Themenüberblick

Sorge vor niedrigeren Schutzstandards

Der European Council on Refugees and Exiles (ECRE), ein Dachverband von 90 europäischen Asylhilfsorganisationen, warnt angesichts des uneinheitlichen Vorgehens vor einem Wettrennen der Staaten zur Absenkung der Schutzstandards für Flüchtlinge. Die Flüchtlinge seien in einer „europäischen Solidaritätskrise gefangen“.

Dieser Artikel ist älter als ein Jahr.

ECRE-Generalsekretär Michael Diedring forderte bei der Präsentation des Asyl-Jahresberichts in Brüssel von den EU-Innenministern, bei ihrem Treffen nächste Woche endlich entschieden zu handeln. Und er hob den moralischen Appell von EU-Kommissionspräsident Jean-Claude Juncker in dessen Rede zur Lage der Union positiv hervor.

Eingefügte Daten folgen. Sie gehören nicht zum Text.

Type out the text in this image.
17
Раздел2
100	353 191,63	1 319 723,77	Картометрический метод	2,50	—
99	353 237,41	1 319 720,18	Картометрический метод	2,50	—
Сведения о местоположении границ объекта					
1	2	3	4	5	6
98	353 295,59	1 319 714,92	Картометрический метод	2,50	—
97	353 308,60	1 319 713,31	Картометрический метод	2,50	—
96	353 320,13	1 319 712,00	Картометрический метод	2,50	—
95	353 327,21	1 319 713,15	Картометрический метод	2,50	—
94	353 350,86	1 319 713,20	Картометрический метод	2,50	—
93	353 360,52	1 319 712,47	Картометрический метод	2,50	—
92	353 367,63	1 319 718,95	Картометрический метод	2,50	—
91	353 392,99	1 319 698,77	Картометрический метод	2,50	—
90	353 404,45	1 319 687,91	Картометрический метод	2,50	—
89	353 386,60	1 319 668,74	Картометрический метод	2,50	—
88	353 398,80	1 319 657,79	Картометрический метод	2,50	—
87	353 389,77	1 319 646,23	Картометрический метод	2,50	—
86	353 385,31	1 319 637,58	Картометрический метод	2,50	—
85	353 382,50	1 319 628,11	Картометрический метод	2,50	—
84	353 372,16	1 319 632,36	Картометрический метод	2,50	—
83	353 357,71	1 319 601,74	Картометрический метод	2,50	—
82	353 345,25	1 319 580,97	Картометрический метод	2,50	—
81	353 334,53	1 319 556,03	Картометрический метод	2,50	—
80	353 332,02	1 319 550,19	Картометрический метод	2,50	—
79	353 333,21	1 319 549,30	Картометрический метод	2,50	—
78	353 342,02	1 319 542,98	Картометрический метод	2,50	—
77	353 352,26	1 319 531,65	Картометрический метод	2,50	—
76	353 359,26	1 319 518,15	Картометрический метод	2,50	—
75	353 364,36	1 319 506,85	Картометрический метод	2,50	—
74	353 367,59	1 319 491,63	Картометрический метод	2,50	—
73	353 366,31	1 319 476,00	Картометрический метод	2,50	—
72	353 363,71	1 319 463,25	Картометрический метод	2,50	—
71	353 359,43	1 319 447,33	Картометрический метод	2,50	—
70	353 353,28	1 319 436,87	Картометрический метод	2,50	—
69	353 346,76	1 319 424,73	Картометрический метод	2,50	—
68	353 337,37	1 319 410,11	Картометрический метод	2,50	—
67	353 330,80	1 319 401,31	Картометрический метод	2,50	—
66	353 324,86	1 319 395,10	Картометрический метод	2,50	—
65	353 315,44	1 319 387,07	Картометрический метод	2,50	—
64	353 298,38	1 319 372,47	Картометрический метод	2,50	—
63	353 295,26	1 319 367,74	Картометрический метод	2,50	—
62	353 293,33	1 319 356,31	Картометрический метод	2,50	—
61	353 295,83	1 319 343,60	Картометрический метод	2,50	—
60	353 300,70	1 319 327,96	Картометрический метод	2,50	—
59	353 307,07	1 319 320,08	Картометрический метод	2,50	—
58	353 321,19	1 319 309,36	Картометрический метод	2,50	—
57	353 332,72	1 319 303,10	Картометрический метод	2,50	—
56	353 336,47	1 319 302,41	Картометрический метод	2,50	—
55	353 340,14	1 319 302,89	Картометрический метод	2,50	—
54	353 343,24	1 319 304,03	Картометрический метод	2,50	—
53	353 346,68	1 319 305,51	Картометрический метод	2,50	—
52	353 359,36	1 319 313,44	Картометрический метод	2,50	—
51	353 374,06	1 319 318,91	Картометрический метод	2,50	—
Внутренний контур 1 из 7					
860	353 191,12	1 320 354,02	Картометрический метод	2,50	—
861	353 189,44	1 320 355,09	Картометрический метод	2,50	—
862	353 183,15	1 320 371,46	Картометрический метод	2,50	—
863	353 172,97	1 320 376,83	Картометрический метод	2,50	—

Konkret unterstützt der Dachverband eine Umverteilung der Flüchtlinge innerhalb der EU, um den Druck von Ländern wie Griechenland, Ungarn und Italien zu nehmen. Um effektiv zu sein, müssten aber mindestens 200.000 umverteilt werden - und das müsse auch rascher geschehen, konkret: innerhalb eines Jahres und nicht über zwei Jahre, wie derzeit geplant.

„Politische Bewegung“

Diedring sieht jedenfalls „politische Bewegung“ in Richtung einer verpflichtenden Quote. Er verwies insgesamt darauf, dass die Zivilgesellschaft jene „Lücke“ fülle, die die Regierungen und Behörden offen ließen, weil sie nicht handeln würden. Das sei ein „dunkles offizielles Europa“, so Diedring. Als positives Gegenbeispiel erwähnte der ECRE-Generalsekretär die deutsche Kanzlerin Angela Merkel. Lob gab es aber auch für Österreich und Schweden.

Gegen Zwang

ECRE fordert, dass alle EU-Staaten sich an der Umverteilung beteiligen - und dass diese nur mit Zustimmmung der betroffenen Flüchtlinge stattfindet und deren Wünsche weitestmöglich berücksichtigt werden. Das erhöhe deutlich den Erfolg der Umverteilung, so ECRE unter Verweis auf frühere ähnliche Projekte. Zwang dürfe auf keinen Fall ausgeübt werden. ECRE lehnt in diesem Zusammenhang auch Anhaltelager ab, da sie gegen die EU-Grundrechtecharta verstoßen würden.

Sichere Korridore

Einmal mehr fordert ECRE sichere Korridore für Flüchtlinge nach Europa. Allein heuer seien bisher 2.600 Menschen auf dem Weg über das Mittelmeer gestorben. So sollten humanitäre Visa in den Botschaften der Herkunftsländer ausgestellt oder die Visabestimmungen gelockert werden.

Die EU müsse mehr Geld zur Verfügung stellen, um in den besonders stark betroffenen Ländern - allen voran Griechenland - dabei zu helfen, ein faires und funktionierendes Asylsystem aufzubauen. Das Dublin-System sei „sinnlos“ geworden und müsse grundlegend überarbeitet werden. Das habe nicht zuletzt der Marsch Tausender Flüchtlinge von Ungarn nach Österreich gezeigt.

Gegen Drittlandregelung

Der Flüchtlingshilfedachverband warnt die EU zudem davor, die Westbalkanländer nun zu sicheren Drittstaaten zu erklären, wie das EU-Kommissionspräsident Juncker vorgeschlagen hat. Die Lage sei dort zwar nicht mit jener etwa in Syrien vergleichbar, trotzdem gebe es Minderheiten wie die Roma, die noch immer diskriminiert würden. ECRE steht dem Drittlandprizip insgesamt ablehnend gegenüber. Zu befürchten sei, dass damit Flüchtlinge unterschiedlich behandelt würden - je nachdem, aus welchem Land sie stammten. Das sei eine „sehr gefährliche Entwicklung“, so Diedring.